Groucho-dependent repression by sloppy-paired 1 differentially positions anterior pair-rule stripes in the Drosophila embryo.

The Drosophila body plan is composed of a linear array of cephalic, thoracic, and abdominal segments along the anterior posterior axis. The number and positions of individual segments are established by a transcriptional network comprised of maternal effect, gap, pair-rule, and segment polarity genes. The sloppy-paired (slp) locus contains two genes (slp1 and slp2) that are expressed in overlapping striped patterns in the presumptive thorax and abdomen. Previous studies suggest that these genes function at the pair-rule and segment polarity levels to establish the spacing and polarity of thoracic and abdominal segments. One of these genes (slp1) is also expressed in a broad anterior domain that appears before the striped patterns. There are severe cephalic defects in slp1 mutants, including the complete loss of the mandibular segment, but the molecular roles played by Slp1 in anterior patterning are not clear.
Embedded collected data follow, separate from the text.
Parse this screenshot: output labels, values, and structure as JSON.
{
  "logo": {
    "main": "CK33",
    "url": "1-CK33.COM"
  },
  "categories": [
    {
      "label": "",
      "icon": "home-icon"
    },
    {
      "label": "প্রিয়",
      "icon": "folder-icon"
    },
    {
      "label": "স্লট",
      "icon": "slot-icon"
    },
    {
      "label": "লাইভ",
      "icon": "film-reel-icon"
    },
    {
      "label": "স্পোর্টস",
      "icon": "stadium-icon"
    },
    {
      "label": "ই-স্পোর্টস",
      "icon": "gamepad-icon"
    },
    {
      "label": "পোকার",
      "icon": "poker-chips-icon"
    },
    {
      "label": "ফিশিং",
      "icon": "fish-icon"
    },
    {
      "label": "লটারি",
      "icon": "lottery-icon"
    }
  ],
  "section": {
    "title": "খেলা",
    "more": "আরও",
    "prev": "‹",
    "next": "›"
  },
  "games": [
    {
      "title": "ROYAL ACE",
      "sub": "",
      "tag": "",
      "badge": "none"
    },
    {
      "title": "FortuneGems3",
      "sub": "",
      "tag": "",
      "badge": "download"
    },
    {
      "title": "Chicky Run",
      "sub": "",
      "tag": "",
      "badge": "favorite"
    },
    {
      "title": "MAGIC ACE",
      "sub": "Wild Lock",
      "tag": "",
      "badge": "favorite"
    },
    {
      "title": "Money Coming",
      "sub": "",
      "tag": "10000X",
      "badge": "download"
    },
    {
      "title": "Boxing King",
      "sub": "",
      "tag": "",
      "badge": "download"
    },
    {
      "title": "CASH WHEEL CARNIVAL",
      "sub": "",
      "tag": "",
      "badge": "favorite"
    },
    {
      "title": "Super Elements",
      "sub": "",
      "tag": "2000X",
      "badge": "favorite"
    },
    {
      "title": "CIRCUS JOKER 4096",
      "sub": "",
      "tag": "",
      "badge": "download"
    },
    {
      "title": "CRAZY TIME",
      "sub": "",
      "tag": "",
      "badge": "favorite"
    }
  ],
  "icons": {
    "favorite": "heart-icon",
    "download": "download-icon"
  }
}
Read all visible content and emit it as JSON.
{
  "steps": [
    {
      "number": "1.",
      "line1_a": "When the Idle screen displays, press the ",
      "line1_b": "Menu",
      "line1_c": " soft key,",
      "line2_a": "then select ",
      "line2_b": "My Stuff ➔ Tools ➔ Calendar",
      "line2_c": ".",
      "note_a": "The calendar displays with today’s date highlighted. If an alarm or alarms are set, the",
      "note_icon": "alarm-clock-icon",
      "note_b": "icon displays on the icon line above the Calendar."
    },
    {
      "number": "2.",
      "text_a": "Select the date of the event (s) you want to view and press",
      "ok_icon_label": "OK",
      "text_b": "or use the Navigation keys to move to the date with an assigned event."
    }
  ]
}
Here, we present evidence that the anterior Slp1 domain acts as a gradient to differentially repress the anteriormost stripes of several different pair-rule genes. This repressive gradient contributes to the precise spatial arrangement of anterior pair-rule stripe borders required for expression of the first engrailed stripe and the formation of the mandibular segment. These results suggest that Slp1 functions as a gap gene-like repressor, in addition to its roles at the pair-rule and segment polarity levels of the hierarchy. The Slp1 protein contains a protein motif (EH1) which mediates binding to the transcriptional corepressor Groucho (Gro). We show that this domain is required for Slp1-mediated repression in vivo.

Anterior repression of a Drosophila stripe enhancer requires three position-specific mechanisms.
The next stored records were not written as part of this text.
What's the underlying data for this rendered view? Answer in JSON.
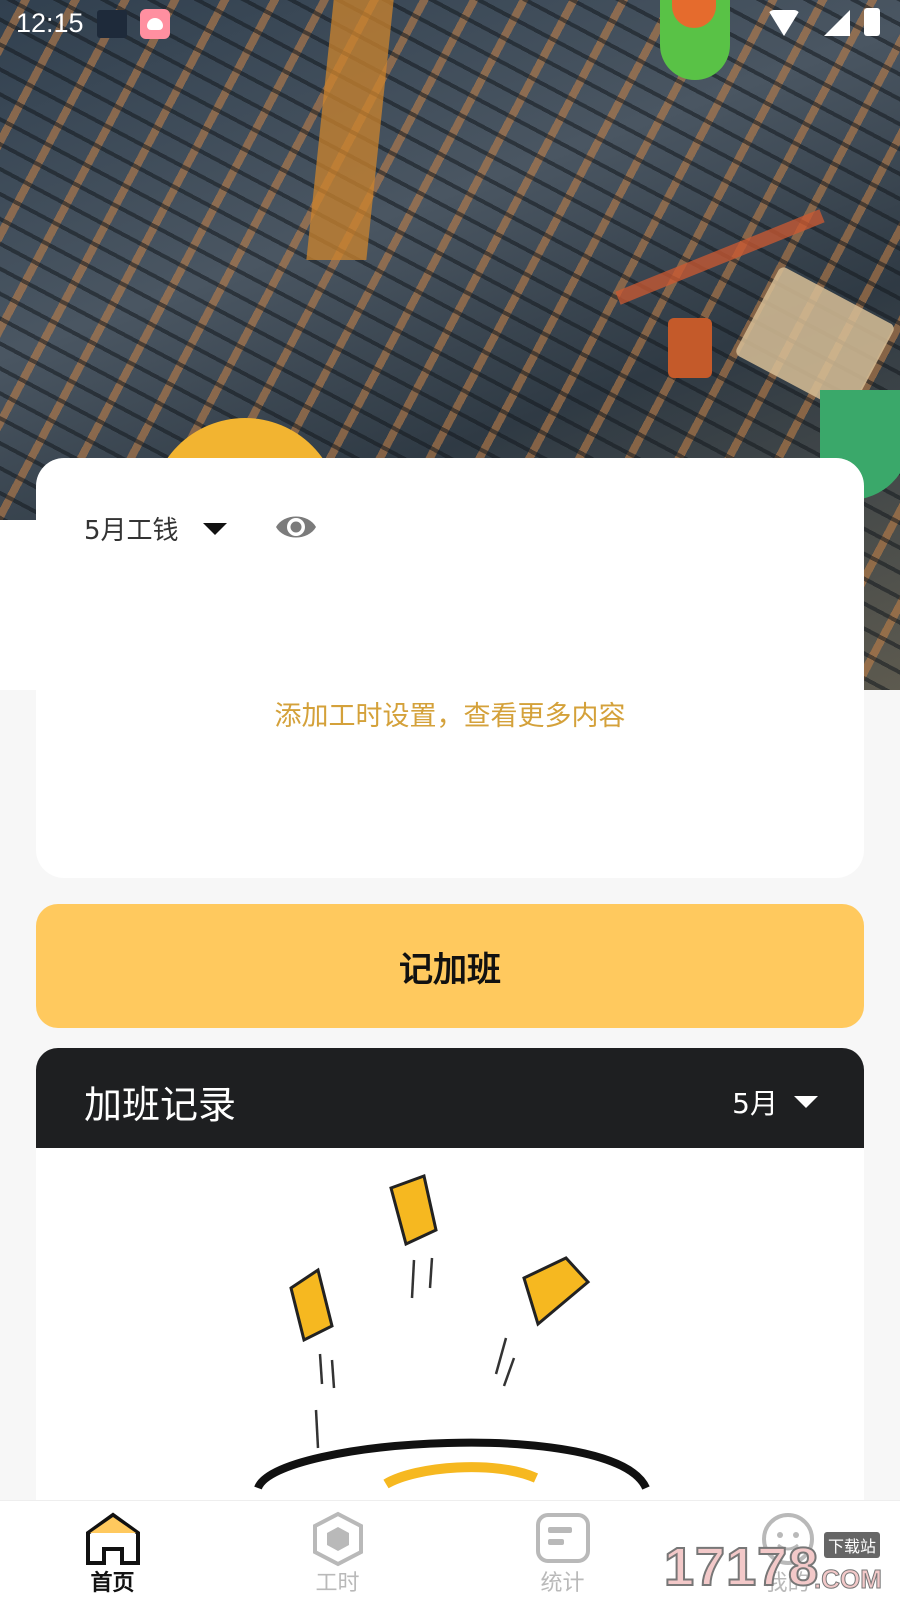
{
  "status_bar": {
    "time": "12:15",
    "icons": [
      "calendar-app-icon",
      "baby-app-icon",
      "wifi-icon",
      "signal-icon",
      "battery-icon"
    ]
  },
  "summary_card": {
    "month_label": "5月工钱",
    "hint": "添加工时设置，查看更多内容"
  },
  "primary_action": {
    "label": "记加班"
  },
  "records": {
    "title": "加班记录",
    "month_filter": "5月"
  },
  "tabbar": {
    "items": [
      {
        "label": "首页",
        "icon": "home-icon",
        "active": true
      },
      {
        "label": "工时",
        "icon": "hexagon-icon",
        "active": false
      },
      {
        "label": "统计",
        "icon": "stats-icon",
        "active": false
      },
      {
        "label": "我的",
        "icon": "smiley-icon",
        "active": false
      }
    ]
  },
  "watermark": {
    "text": "17178",
    "sub": "下载站",
    "domain": ".COM"
  },
  "colors": {
    "accent_yellow": "#ffc95e",
    "hint_gold": "#d4a13a",
    "dark_header": "#1e1f21"
  }
}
The striped expression pattern of the pair-rule gene even skipped (eve) is established by five stripe-specific enhancers, each of which responds in a unique way to gradients of positional information in the early Drosophila embryo. The enhancer for eve stripe 2 (eve 2) is directly activated by the morphogens Bicoid (Bcd) and Hunchback (Hb). As these proteins are distributed throughout the anterior half of the embryo, formation of a single stripe requires that enhancer activation is prevented in all nuclei anterior to the stripe 2 position. The gap gene giant (gt) is involved in a repression mechanism that sets the anterior stripe border, but genetic removal of gt (or deletion of Gt-binding sites) causes stripe expansion only in the anterior subregion that lies adjacent to the stripe border. We identify a well-conserved sequence repeat, (GTTT)(4), which is required for repression in a more anterior subregion. This site is bound specifically by Sloppy-paired 1 (Slp1), which is expressed in a gap gene-like anterior domain. Ectopic Slp1 activity is sufficient for repression of stripe 2 of the endogenous eve gene, but is not required, suggesting that it is redundant with other anterior factors. Further genetic analysis suggests that the (GTTT)(4)-mediated mechanism is independent of the Gt-mediated mechanism that sets the anterior stripe border, and suggests that a third mechanism, downregulation of Bcd activity by Torso, prevents activation near the anterior tip. Thus, three distinct mechanisms are required for anterior repression of a single eve enhancer, each in a specific position. Ectopic Slp1 also represses eve stripes 1 and 3 to varying degrees, and the eve 1 and eve 3+7 enhancers each contain GTTT repeats similar to the site in the eve 2 enhancer. These results suggest a common mechanism for preventing anterior activation of three different eve enhancers.